In a rare sit-down interview with ABC News, U.S. Supreme Court Associate Justice Stephen Breyer said he doubts mass internment would happen again in the U.S. Even though the Supreme Court has never technically overturned its 1944 decision approving the Roosevelt Administration’s decision to isolate thousands of American citizens of Japanese descent during the Second World War, the country’s values have changed in the intervening 70 years, the justice explained, and courts are more likely now to step in to enforce them.
Breyer refused to comment on Trump's proposed ban on Muslim immigration to the U.S., calling the issue “highly political.”
“I think every person in the United States has a right to an opinion on that, which he can express publicly,” a smiling Breyer told ABC’s Jonathan Karl, “except for me.” “And if I have an opinion,” he concluded, “I might talk to my wife about it, but I'm not going to talk to you.”
“I think everyone I've ever run into thinks that case was wrongly decided,” Breyer told Karl. But legal analysis is not what brings the justice to the conclusion that America would not repeat its mistakes of the past. In fact, the case approving Japanese internment has never been overturned because a similar situation has never arisen to be challenged. Breyer argues internment would not be repeated because “this country has developed stronger traditions of civil liberties.”

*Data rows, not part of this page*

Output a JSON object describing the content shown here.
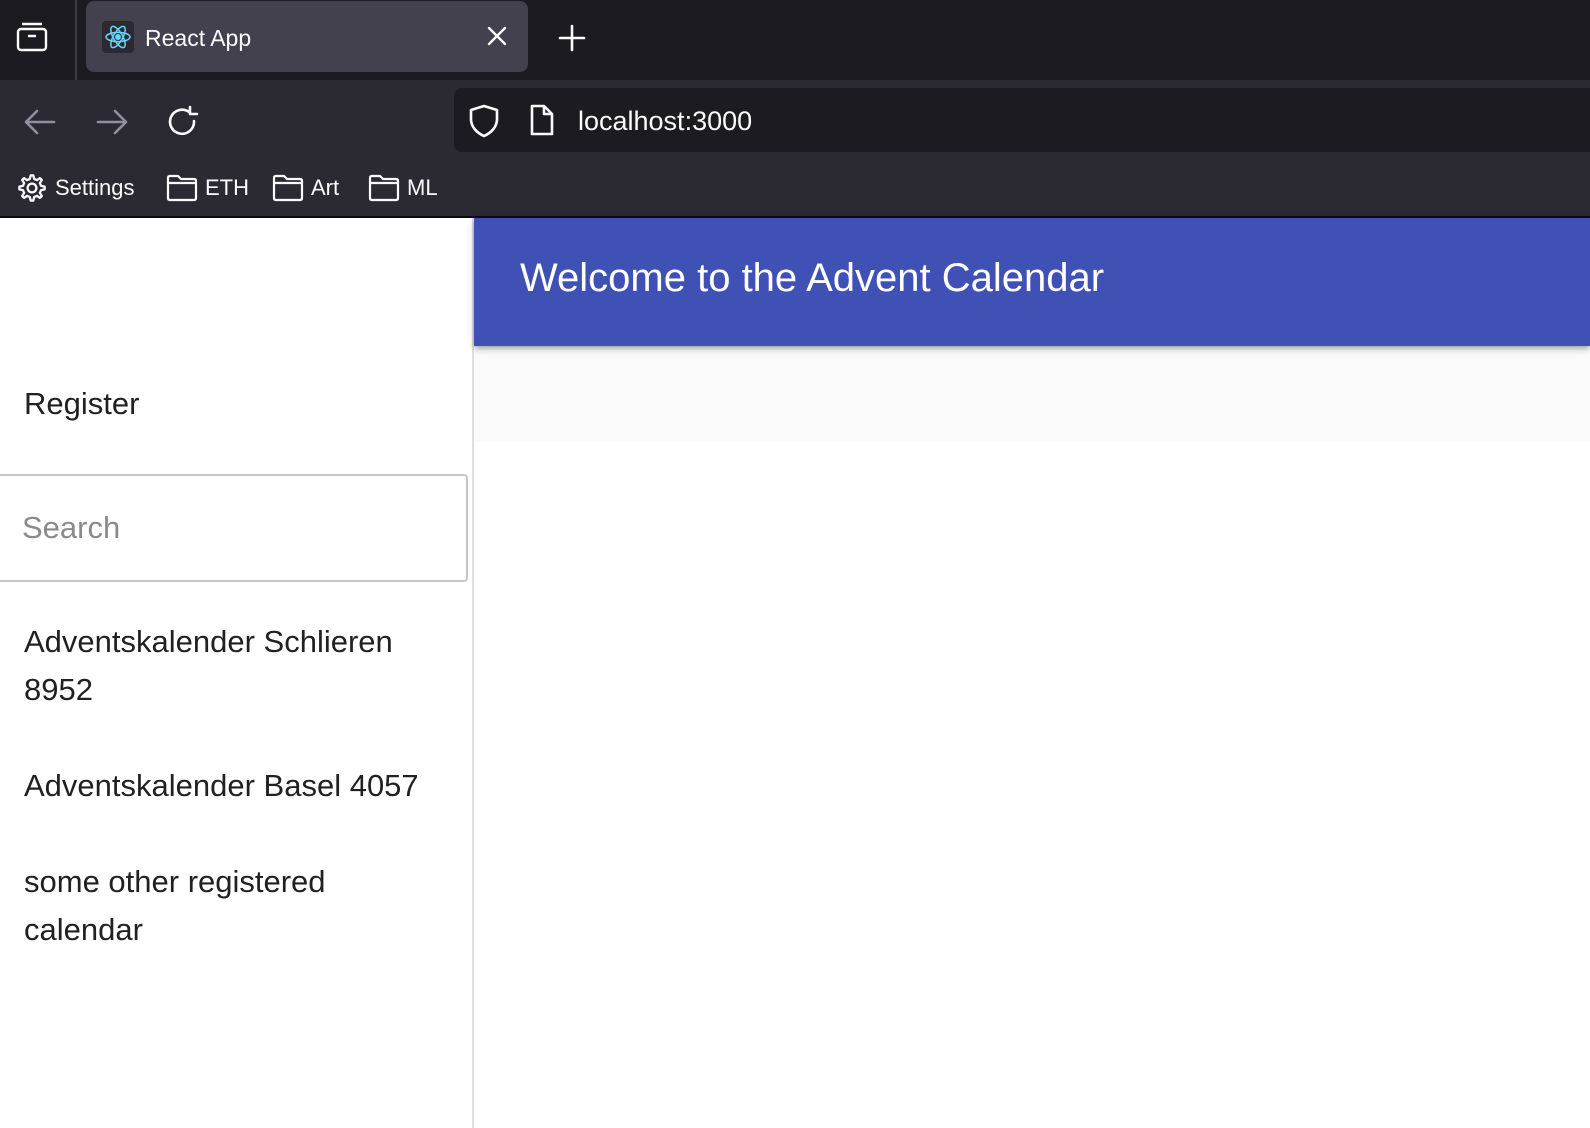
{
  "browser": {
    "tab": {
      "title": "React App"
    },
    "url": "localhost:3000",
    "bookmarks": [
      {
        "label": "Settings",
        "icon": "gear-icon"
      },
      {
        "label": "ETH",
        "icon": "folder-icon"
      },
      {
        "label": "Art",
        "icon": "folder-icon"
      },
      {
        "label": "ML",
        "icon": "folder-icon"
      }
    ]
  },
  "app": {
    "header_title": "Welcome to the Advent Calendar",
    "sidebar": {
      "register_label": "Register",
      "search_placeholder": "Search",
      "search_value": "",
      "calendars": [
        "Adventskalender Schlieren 8952",
        "Adventskalender Basel 4057",
        "some other registered calendar"
      ]
    }
  },
  "colors": {
    "appbar": "#3f51b5",
    "chrome_dark": "#1c1b22",
    "chrome": "#2b2a33",
    "tab_active": "#42414d"
  }
}
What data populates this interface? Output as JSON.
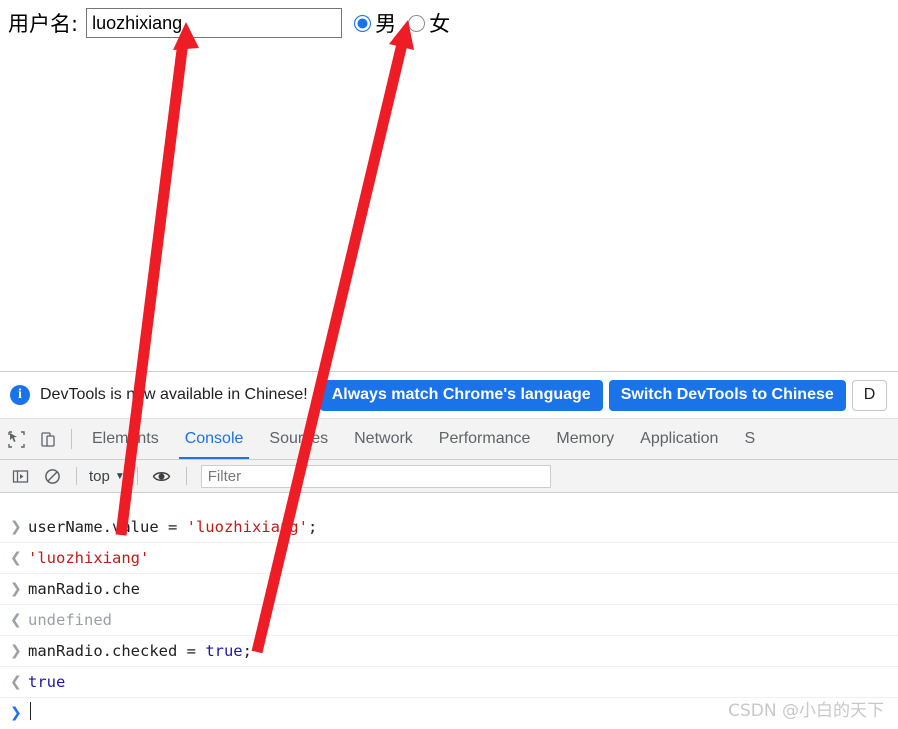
{
  "page": {
    "username_label": "用户名:",
    "username_value": "luozhixiang",
    "username_placeholder": "",
    "gender": {
      "male_label": "男",
      "female_label": "女",
      "male_checked": true,
      "female_checked": false
    }
  },
  "devtools": {
    "notification": {
      "icon": "info-icon",
      "message": "DevTools is now available in Chinese!",
      "buttons": [
        {
          "label": "Always match Chrome's language",
          "style": "primary"
        },
        {
          "label": "Switch DevTools to Chinese",
          "style": "primary"
        },
        {
          "label": "D",
          "style": "secondary"
        }
      ]
    },
    "toolbar_icons": {
      "inspect": "inspect-element-icon",
      "device": "device-toolbar-icon"
    },
    "tabs": [
      {
        "label": "Elements",
        "active": false
      },
      {
        "label": "Console",
        "active": true
      },
      {
        "label": "Sources",
        "active": false
      },
      {
        "label": "Network",
        "active": false
      },
      {
        "label": "Performance",
        "active": false
      },
      {
        "label": "Memory",
        "active": false
      },
      {
        "label": "Application",
        "active": false
      },
      {
        "label": "S",
        "active": false
      }
    ],
    "console_toolbar": {
      "sidebar_icon": "console-sidebar-icon",
      "clear_icon": "clear-console-icon",
      "context": "top",
      "caret": "▼",
      "eye_icon": "eye-icon",
      "filter_placeholder": "Filter",
      "filter_value": ""
    },
    "console_entries": [
      {
        "kind": "input",
        "marker": ">",
        "tokens": [
          {
            "text": "userName.value = ",
            "type": "plain"
          },
          {
            "text": "'luozhixiang'",
            "type": "string"
          },
          {
            "text": ";",
            "type": "plain"
          }
        ]
      },
      {
        "kind": "output",
        "marker": "<",
        "value": "'luozhixiang'",
        "value_type": "string"
      },
      {
        "kind": "input",
        "marker": ">",
        "tokens": [
          {
            "text": "manRadio.che",
            "type": "plain"
          }
        ]
      },
      {
        "kind": "output",
        "marker": "<",
        "value": "undefined",
        "value_type": "undefined"
      },
      {
        "kind": "input",
        "marker": ">",
        "tokens": [
          {
            "text": "manRadio.checked = ",
            "type": "plain"
          },
          {
            "text": "true",
            "type": "keyword"
          },
          {
            "text": ";",
            "type": "plain"
          }
        ]
      },
      {
        "kind": "output",
        "marker": "<",
        "value": "true",
        "value_type": "boolean"
      }
    ],
    "prompt": {
      "marker": ">",
      "value": ""
    }
  },
  "watermark": "CSDN @小白的天下",
  "annotations": [
    {
      "name": "arrow-to-username-input",
      "color": "#ee1c25"
    },
    {
      "name": "arrow-to-male-radio",
      "color": "#ee1c25"
    }
  ],
  "colors": {
    "accent_blue": "#1a73e8",
    "annotation_red": "#ee1c25",
    "string_red": "#c41a16",
    "keyword_blue": "#1a1aa6",
    "muted_gray": "#9aa0a6"
  }
}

Breyer, a liberal-leaning Clinton nominee who joined the high court in 1994, will be 78 years old when the next president takes office. When asked whether he would delay a hypothetical decision to retire if Donald Trump or Sen. Ted Cruz (R-TX) won in 2016 so that they wouldn’t be able to choose his successor, Breyer acknowledged that “a lot of personal factors” play into the retirement decision. Pressed by Karl, Justice Breyer smiled again and responded, “I know you were asking a direct question. And I’m giving you an indirect response.”
Breyer also discussed his book, “The Court and The World,” which argues that American jurists, in interpreting American law, should take into account the solutions foreign courts have devised to similar problems. Defending his thesis against backlash from those who reject Breyer’s cross-border approach, the justice-turned-author points out that as globalization marches on, courts across the world face increasingly global questions – for example, in civil rights cases. In such cases, “security’s over here, limitation of civil liberties over there,” regardless of what legal system the court is using, Breyer argues. “We better know what's going on in the world if we're going to answer those questions properly,” he concluded.
Still, the justice had one important concession for those nervous about introducing vague notions of international values into strict American legal interpretation: “To know what's going on is not necessarily to accept the view of one foreign court, or not accept the view of one foreign court,” Breyer said. What is crucial for justice, Breyer contends, is “a more informed attitude.”